More useful CL reader functions and parameters can be found at <http://clhs.lisp.se/Body/c_reader.htm>

How to handle "[1 2 #;(very complicated datum) 3]"?

Also by the recursive use of `read`.

How to handle "#0=[1 2 #0#]"?

The external reader will handle the "#0=" part and the internal ("recursive", in CL terms) reader will handle "#0#". They need to share state. CL `read` normally creates a new state object when a new top-level sexp is being parsed, and accepts an optional argument to tell a recursive invocation to share state with its caller.

If the reader extensions are based on character-by-character parsers (which I don't think will work satisfactorily as I tried to illustrate with my example above),

They have access to both char-by-char and sexp-by-sexp parsing.

I don't think it is a good idea to assume any special order,

I don't understand this at all. Take the case of parsing ordinary lists (which in CL is typically accomplished with the use of `read-delimited-list`). If you want to start several parsers running in parallel for the sexps of the list, how do you know where to start them, even if the whole file is in memory as a string?

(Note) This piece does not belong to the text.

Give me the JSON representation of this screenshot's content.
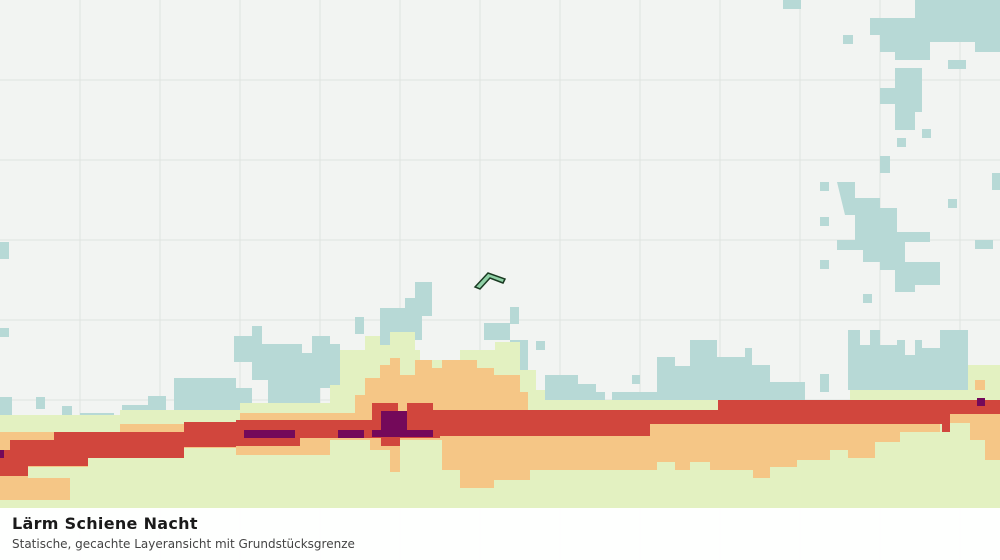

This is no problem if HashDot Scheme is normal Scheme. The "xvector" type is just defined as most other types in a Scheme library, which is then imported by the reader code.

True. But I'm concerned about the compiler's own environment being upset. You'll note that an import is not an expression, nor is it acceptable to `eval`, leaving dynamic importing to a possible future SRFI. This means that procedural macros cannot change the global import state. If we allow read macros to do so, and the compiler has (unknown to the programmer) imported certain libraries, what happens when loading the source code imports conflicting libraries? I think this will require support for multiple global environments.